Derzeit aber steht die kleine Kirmes auf den Rheinwiesen, weil der St. Sebastianus Schützenverein Oberkassel von 1873 sein Schützenfest feiert. Und das wieder mit Losbude, Pfeile- und Dosenwerfen, Kinderkarussell, Spielcasino, Greifern, die Plüschfiguren aus einer Box angeln, dem Disco Dancer, vielen Imbiss-Buden und einer großen Fläche, auf der eine Weinbar steht. „In den letzten Jahren hatten wir gar keine Kirmes, gab es gar keine Volksfestattraktionen mehr“, erklärt Oberkassels Schützenchef Norbert Vogel. „Dabei haben wir einmal die zweitgrößte Kirmes in Düsseldorf veranstaltet. Aber das ist Jahrzehnte her.“

Um indes das Volksfest nicht komplett sterben zu lassen, gingen Vogel und seine Kameraden einen neuen Weg. Sie gaben die Organisation der Kirmes an den Schaustellerverband Düsseldorf ab. „Warum auch nicht. Schlechter, als es war, konnte es ja auch nicht werden“, so Vogel. Und was die Schausteller sozusagen in Eigenregie auf die Rheinwiesen stellten, erfreute Vogels Augen. „Endlich gibt es mal wieder unsere Kirmes“, freut sich der Schützenchef. „Und es kommen auch Leute, die keine Schützenuniform tragen, den Deich herunter auf die Rheinwiesen.“

Vogel gibt zu, dass die Kooperation mit dem Schaustellerverband nicht seine Idee gewesen ist. „Wir haben gehört, dass die Bilker diesen Weg gewählt haben und sind daraufhin auf den Verband zugegangen“, so der Chef. „Wir haben erst Ende Januar die entscheidenden Gespräche mit dem Verbandsvorstand um Oliver Wilmering geführt.“ Wilmering habe sofort Ideen gehabt, wie man das Schützenfest wieder zum Volksfest machen kann. „Und für die Kürze der Zeit ist das schon sehr ordentlich, wie es sich anlässt“, urteilt Vogel. „Darauf kann man aufbauen.“ Dass die 1873er ihren Ideengeber aus Bilk ein wenig den Rang ablaufen – die Bilker feiern erst nächsten Monat ihr Schützenfest – stört Vogel nicht wirklich. „Man muss ja auch mal Glück haben im Leben“, kommentiert der Schützenchef.

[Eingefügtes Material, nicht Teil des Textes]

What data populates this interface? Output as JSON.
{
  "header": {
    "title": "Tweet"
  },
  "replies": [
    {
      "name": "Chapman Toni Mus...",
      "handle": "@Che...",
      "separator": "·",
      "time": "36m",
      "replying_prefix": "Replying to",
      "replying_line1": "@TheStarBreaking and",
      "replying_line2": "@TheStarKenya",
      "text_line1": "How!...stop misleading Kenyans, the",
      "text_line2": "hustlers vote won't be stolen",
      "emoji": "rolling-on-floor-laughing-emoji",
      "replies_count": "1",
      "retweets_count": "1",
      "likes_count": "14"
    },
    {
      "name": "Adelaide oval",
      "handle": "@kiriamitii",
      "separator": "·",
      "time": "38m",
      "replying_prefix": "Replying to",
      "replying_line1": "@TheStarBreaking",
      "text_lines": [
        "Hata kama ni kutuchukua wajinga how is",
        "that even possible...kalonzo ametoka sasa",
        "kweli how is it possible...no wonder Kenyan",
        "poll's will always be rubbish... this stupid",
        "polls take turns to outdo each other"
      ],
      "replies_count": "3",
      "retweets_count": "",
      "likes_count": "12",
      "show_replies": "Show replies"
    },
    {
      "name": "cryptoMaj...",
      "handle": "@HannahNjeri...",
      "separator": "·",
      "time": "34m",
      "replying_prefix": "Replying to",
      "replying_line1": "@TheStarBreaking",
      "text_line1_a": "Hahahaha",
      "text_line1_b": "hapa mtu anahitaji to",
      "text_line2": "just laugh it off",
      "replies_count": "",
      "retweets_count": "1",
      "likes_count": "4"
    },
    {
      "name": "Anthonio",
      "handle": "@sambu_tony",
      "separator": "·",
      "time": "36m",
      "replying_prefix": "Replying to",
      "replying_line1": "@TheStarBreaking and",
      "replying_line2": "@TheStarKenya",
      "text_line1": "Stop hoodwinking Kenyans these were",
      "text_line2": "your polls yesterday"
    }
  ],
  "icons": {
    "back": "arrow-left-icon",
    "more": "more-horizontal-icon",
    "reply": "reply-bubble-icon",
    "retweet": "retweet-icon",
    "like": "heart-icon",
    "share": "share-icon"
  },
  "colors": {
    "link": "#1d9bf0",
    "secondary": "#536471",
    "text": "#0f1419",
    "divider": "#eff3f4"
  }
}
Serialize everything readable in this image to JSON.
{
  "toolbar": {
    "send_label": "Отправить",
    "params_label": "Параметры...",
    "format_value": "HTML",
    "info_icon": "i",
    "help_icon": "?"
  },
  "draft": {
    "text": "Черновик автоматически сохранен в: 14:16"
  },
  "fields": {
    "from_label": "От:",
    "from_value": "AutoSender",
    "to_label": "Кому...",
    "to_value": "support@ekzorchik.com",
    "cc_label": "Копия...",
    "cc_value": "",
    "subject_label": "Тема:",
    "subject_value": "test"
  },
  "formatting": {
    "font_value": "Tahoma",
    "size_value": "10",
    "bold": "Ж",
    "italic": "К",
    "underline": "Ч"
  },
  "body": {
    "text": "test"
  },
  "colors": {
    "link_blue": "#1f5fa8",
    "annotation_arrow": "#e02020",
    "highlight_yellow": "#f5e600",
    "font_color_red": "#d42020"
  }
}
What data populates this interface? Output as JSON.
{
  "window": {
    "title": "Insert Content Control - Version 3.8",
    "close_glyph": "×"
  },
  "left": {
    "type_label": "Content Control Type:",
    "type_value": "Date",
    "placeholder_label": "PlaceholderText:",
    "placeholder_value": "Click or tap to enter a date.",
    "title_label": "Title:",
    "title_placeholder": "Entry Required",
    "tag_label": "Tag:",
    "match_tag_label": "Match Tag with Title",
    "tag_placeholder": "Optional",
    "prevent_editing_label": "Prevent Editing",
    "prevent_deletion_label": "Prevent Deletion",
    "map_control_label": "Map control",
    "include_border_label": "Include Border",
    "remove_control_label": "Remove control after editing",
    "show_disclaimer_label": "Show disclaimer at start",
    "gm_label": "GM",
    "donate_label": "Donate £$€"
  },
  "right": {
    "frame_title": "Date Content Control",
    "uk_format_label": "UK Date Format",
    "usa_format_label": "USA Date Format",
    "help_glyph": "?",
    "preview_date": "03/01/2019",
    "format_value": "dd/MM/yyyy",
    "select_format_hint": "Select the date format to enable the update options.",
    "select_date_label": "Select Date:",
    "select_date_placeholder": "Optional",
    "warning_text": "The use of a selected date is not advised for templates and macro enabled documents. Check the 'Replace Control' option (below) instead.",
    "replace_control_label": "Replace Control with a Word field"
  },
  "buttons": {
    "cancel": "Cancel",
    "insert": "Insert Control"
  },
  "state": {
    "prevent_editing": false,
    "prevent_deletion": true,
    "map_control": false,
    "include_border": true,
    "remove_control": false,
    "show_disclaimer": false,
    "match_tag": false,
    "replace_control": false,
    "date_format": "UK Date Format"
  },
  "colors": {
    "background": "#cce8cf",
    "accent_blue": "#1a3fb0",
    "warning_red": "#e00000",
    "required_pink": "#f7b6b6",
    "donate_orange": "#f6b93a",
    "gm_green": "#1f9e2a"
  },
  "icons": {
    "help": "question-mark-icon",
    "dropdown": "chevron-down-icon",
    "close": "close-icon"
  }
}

Als Wilmering bei den Düsseldorfer Schaustellern sozusagen auf Werbetour für das Oberkasseler Schützenfest ging, liefen seine Arbeitskollegen ihm nicht gerade die Tür ein. „Ich musste schon Überredungs- und Überzeugungsarbeit leisten“, räumt Wilmering ein. „Aber man muss die ganze Sache als auf mehrere Jahre angelegtes Entwicklungsprojekt sehen. Wir müssen das Volksfest nach dem Niedergang der letzten Jahre erst wieder aufpäppeln.“ Auch Dank der niedrigen Kostensituation für die Schausteller – so sollen Wasser- und Stromkosten von den Schützen getragen werden – steht also jetzt eine kleine Kirmes unterhalb der Oberkasseler Brücke. „Für uns Schausteller ist Oberkassel ein Testobjekt für andere Stadtteile“, sagt Wilmering. „Wir möchten, dass die Stadtteil-Volksfeste überleben.“

Herzstück ist die neue Weinbar, sodass das Schützenfest auch als Weinfest angekündigt wird. Getreu dem Motto „Der Wurm muss dem Fisch schmecken“ hat Wilmering die Angebotspalette auf das linksrheinische Düsseldorf abgestimmt, ein Programm mit DJ und Livemusik für die Weinbar auf die Beine gestellt und wohl einen Treffer gelandet. „Als ich vor zwei, drei Monaten von dem neuen Schützenfest-Konzept gehört habe, habe ich sofort gesagt: Das unterstützen wir“, sagt der Geschäftsführer der Tonnengarde Niederkassel, Dino Conti Mica. „Wir haben sozusagen die Tonnengarde für zwei Tage auf das Weinfest bestellt.“

So also feiern das Sommer- und das Winterbrauchtum am Wochenende gemeinsam, unterstützen sich mithilfe des Schaustellerverbands gegenseitig, und Oberkassel hat wieder einen gesellschaftlichen Treffpunkt für das Gemeinschaftsgefühl im Linksrheinischen zurück.